Bill Dubuque says the force driving M.I.A. is not a trained killer, but an ordinary woman thrown into violence after her family is destroyed. In a recent interview about the Peacock crime drama, the creator and executive producer said he was drawn to what Etta Tiger Jonze would do after losing her entire family and turning toward vengeance in Miami.
Dubuque said Etta, played by Shannon Gisela, is set apart by what she does not have. She is not ex-military, he said, and not the sort of big, muscular figure often written into revenge stories. Instead, she has to rely on her intelligence, her cunning and a plan, looking around corners rather than charging ahead.
That choice gives M.I.A. a different engine. The series is built around a woman who is described as ordinary rather than specially trained, which means the danger comes from how far she can push herself, not from any secret skill set.
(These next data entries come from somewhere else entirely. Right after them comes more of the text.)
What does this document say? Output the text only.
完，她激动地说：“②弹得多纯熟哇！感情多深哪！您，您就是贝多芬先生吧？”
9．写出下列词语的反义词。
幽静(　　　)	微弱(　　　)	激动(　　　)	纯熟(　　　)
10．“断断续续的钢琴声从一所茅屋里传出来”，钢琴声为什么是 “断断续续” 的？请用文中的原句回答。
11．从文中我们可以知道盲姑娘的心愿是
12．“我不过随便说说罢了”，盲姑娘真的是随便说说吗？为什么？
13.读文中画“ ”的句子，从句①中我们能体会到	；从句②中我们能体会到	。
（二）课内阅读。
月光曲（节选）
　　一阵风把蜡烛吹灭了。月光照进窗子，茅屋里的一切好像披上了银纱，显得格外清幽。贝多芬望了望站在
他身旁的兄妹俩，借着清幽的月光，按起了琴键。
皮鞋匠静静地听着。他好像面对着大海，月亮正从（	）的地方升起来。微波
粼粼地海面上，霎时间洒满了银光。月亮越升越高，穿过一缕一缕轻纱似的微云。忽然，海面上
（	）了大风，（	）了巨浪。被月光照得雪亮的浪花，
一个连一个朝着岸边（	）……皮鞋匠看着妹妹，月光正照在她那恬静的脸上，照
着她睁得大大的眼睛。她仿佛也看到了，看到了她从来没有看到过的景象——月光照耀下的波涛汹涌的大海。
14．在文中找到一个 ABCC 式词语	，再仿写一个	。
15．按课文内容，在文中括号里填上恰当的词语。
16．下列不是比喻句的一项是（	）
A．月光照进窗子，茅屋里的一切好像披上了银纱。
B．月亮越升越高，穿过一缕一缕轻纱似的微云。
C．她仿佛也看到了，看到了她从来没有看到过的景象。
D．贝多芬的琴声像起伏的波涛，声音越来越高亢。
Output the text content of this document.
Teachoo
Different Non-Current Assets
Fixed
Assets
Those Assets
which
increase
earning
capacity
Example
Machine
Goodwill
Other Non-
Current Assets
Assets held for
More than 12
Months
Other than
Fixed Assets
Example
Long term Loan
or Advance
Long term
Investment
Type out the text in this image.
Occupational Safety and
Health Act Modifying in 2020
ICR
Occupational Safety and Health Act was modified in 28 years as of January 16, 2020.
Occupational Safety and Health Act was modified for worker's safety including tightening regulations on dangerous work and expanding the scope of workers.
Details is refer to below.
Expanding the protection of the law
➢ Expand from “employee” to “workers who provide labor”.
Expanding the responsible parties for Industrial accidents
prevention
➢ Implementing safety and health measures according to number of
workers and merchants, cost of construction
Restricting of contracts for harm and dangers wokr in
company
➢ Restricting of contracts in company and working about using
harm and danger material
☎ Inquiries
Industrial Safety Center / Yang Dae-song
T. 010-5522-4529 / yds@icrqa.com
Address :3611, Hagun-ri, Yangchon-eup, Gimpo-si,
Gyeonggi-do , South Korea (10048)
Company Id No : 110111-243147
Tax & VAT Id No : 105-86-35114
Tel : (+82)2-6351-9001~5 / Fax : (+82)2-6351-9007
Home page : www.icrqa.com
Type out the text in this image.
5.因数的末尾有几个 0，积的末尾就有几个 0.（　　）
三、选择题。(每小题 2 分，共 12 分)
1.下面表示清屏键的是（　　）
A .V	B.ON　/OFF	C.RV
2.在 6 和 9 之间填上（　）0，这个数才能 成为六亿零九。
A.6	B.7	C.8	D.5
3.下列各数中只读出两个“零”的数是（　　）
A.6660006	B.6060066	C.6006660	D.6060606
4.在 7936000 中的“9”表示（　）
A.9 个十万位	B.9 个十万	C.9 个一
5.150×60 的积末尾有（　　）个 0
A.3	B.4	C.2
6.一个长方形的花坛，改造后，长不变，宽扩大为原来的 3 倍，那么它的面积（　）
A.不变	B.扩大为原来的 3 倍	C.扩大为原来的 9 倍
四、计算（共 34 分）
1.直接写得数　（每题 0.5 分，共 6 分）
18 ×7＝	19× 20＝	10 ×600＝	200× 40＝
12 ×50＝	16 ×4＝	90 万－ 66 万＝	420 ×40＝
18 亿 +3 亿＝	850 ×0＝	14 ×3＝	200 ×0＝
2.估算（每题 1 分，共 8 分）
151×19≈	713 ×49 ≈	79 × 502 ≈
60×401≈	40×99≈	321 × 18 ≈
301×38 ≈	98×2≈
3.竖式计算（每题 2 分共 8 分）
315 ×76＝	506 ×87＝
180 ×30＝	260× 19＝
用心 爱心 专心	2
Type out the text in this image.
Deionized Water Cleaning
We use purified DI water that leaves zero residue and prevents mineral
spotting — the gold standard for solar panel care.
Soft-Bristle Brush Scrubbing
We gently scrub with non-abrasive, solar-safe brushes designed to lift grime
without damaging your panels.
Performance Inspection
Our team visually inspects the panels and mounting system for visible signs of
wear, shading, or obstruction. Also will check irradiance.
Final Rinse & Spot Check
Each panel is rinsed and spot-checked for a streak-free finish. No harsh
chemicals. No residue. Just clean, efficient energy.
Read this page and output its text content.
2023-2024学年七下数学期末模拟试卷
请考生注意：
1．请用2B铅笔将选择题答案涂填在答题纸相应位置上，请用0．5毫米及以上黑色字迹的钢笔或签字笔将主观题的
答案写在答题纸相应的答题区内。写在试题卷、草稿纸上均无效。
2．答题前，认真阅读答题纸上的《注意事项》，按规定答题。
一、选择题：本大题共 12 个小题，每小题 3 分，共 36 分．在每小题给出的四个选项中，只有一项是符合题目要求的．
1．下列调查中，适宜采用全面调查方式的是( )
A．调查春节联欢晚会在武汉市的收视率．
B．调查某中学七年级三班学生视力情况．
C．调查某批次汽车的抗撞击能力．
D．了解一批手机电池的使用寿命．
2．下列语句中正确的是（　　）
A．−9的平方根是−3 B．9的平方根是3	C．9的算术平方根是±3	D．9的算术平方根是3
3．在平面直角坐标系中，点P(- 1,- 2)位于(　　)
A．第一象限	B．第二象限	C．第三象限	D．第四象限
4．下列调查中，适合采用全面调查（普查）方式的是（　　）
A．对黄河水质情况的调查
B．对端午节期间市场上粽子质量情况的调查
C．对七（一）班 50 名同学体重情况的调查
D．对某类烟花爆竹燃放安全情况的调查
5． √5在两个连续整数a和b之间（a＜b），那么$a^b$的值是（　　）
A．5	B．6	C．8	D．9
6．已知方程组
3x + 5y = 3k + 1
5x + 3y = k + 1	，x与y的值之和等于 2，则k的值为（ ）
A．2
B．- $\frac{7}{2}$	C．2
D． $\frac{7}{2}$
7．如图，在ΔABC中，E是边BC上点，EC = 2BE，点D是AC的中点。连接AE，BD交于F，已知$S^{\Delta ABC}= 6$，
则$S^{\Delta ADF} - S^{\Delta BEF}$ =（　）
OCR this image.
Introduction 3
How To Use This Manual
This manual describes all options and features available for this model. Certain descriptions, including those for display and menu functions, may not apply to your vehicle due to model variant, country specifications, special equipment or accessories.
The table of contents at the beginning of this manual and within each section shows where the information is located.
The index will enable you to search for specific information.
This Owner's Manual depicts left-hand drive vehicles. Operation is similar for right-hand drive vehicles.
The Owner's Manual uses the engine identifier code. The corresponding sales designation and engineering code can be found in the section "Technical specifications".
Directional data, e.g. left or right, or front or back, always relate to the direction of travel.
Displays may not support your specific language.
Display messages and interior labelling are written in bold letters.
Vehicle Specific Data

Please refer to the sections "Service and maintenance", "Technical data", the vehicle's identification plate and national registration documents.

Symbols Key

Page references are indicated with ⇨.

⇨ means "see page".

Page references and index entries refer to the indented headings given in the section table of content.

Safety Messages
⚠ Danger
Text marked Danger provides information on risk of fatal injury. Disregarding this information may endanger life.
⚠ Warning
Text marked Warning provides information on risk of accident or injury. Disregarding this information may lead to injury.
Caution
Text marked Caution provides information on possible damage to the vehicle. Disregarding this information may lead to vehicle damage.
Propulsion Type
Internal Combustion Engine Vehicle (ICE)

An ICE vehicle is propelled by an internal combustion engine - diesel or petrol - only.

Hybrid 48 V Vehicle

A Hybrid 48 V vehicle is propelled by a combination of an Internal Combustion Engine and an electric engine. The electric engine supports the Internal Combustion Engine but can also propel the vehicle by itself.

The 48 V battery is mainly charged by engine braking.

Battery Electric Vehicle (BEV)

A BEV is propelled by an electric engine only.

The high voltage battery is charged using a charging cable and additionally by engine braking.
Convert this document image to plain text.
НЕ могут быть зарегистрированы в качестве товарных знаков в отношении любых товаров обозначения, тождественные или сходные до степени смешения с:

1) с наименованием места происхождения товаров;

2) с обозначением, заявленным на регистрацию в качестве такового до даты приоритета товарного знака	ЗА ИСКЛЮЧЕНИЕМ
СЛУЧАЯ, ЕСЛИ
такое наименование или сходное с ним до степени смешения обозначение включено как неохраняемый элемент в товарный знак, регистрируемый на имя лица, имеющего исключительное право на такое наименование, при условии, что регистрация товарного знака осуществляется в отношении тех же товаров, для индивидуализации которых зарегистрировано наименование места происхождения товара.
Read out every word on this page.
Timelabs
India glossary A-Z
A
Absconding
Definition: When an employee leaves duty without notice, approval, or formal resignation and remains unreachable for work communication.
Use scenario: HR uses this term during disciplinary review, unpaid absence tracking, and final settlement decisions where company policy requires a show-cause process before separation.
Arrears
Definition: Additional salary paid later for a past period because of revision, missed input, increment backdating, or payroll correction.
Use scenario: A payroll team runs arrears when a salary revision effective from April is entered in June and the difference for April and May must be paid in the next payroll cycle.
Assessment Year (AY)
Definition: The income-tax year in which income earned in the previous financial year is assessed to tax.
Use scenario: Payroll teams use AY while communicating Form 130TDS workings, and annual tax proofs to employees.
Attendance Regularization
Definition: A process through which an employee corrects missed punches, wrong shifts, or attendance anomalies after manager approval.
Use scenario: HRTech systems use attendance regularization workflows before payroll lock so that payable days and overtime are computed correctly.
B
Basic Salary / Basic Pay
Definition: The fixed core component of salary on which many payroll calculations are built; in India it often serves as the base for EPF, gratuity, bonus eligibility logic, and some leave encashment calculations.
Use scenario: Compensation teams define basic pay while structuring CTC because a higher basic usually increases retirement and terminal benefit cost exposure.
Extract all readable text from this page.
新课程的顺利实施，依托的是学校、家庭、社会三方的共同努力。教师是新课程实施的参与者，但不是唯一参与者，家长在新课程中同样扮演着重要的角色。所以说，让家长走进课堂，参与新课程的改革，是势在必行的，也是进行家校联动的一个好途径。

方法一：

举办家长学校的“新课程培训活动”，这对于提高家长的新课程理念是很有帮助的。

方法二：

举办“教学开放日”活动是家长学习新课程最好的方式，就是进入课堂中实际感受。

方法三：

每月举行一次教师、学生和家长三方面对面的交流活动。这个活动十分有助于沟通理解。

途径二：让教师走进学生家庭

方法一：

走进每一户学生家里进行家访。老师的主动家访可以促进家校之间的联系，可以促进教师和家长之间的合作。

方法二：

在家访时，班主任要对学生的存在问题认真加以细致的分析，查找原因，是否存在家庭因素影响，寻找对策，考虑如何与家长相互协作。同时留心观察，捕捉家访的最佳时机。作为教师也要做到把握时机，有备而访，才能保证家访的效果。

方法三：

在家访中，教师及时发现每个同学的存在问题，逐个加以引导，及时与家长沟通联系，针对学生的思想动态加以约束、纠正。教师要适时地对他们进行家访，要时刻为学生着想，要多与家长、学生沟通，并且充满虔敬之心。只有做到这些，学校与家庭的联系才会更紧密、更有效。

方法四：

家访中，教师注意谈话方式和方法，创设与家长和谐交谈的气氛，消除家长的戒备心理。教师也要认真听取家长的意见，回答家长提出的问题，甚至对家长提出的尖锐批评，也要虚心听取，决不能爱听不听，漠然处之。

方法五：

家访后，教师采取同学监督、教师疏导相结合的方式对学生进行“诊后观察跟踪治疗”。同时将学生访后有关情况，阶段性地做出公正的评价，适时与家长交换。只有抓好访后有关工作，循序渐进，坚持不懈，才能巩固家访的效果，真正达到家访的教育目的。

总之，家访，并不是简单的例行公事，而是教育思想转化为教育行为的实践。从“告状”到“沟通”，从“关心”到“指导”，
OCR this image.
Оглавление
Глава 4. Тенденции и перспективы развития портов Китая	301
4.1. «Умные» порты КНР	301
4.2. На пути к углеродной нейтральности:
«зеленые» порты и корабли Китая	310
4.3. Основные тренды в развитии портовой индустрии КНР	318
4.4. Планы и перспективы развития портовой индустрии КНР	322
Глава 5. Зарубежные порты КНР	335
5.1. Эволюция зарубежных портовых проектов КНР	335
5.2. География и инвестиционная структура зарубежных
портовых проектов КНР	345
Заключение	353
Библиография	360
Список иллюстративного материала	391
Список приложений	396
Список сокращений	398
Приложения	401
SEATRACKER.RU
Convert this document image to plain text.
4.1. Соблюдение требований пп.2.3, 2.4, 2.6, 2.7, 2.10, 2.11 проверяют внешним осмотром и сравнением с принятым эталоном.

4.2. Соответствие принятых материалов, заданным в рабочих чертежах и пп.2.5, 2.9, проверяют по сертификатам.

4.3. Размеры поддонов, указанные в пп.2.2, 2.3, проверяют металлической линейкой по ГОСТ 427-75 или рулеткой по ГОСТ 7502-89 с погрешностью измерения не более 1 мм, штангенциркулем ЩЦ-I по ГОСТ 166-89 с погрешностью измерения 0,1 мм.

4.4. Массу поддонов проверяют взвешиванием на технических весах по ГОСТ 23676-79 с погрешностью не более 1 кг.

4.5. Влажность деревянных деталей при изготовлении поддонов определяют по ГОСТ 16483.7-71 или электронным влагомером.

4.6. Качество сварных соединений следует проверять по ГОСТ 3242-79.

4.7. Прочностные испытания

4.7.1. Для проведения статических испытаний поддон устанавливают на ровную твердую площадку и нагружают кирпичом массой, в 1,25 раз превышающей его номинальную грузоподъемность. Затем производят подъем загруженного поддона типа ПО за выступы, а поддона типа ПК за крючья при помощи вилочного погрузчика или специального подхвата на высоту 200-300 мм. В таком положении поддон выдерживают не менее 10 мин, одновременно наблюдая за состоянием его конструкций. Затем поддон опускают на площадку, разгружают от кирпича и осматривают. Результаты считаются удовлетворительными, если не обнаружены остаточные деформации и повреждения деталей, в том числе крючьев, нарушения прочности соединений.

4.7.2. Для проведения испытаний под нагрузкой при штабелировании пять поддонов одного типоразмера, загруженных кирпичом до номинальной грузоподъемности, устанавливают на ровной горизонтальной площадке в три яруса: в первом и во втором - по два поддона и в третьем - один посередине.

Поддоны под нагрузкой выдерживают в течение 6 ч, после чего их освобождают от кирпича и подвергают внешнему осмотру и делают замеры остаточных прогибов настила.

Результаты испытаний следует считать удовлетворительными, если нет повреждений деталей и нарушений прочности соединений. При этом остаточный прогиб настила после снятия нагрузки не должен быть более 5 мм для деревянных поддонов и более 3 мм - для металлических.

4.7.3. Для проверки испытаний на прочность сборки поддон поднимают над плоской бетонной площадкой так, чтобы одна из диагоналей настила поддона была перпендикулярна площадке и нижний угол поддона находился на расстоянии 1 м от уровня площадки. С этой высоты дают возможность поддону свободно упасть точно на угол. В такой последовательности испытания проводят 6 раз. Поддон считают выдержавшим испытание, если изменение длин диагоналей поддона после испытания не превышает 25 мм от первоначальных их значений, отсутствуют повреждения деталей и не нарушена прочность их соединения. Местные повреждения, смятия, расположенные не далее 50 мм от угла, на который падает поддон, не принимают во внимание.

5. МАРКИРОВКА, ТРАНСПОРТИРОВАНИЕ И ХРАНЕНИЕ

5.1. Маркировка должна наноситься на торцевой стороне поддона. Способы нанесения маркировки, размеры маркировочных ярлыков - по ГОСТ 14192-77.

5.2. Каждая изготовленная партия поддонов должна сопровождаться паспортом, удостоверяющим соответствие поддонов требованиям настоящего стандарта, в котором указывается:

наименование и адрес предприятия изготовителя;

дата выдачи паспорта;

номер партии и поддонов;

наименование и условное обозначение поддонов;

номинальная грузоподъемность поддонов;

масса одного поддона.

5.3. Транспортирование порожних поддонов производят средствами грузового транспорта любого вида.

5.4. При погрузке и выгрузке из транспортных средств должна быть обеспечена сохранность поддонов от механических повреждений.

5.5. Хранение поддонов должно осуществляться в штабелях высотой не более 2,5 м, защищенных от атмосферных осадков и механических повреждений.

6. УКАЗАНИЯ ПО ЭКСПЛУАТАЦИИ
Dubuque’s comments also place the show inside a familiar Miami backdrop, where family, loyalty and revenge are pressing against one another from the start.
Gisela said she tried to empathize with Etta as deeply as she could. The actor said she has talked about being a people pleaser and about putting her identity in things that had no business carrying that weight, which helped her understand a character blinded by pain, guilt and shame. For her, Etta’s love for her family became the guidepost for every choice the character makes.
That emphasis on family runs through the rest of the cast as well. Brittany Adebumola, who plays Lovely, said the show deepened the importance of chosen family for her, while Dylan Jackson, who plays Stanley, said found family is one step further from divine family. Together, those comments frame M.I.A. as more than a revenge drama: it is also a story about what remains when the family you were born into is gone.
The tension in Dubuque’s setup is that Etta’s grief does not make her powerful in any simple way. It makes her vulnerable, impulsive and dependent on judgment. That is where the show’s stake lies, because the more she has to think her way through the violence, the more the story asks whether vengeance can ever be separated from the damage that produced it.
For now, the answer built into M.I.A. is clear. Etta Tiger Jonze is not written as a natural fighter, and that is exactly why her pursuit of revenge in Miami has weight: she has to outthink the world that took everything from her.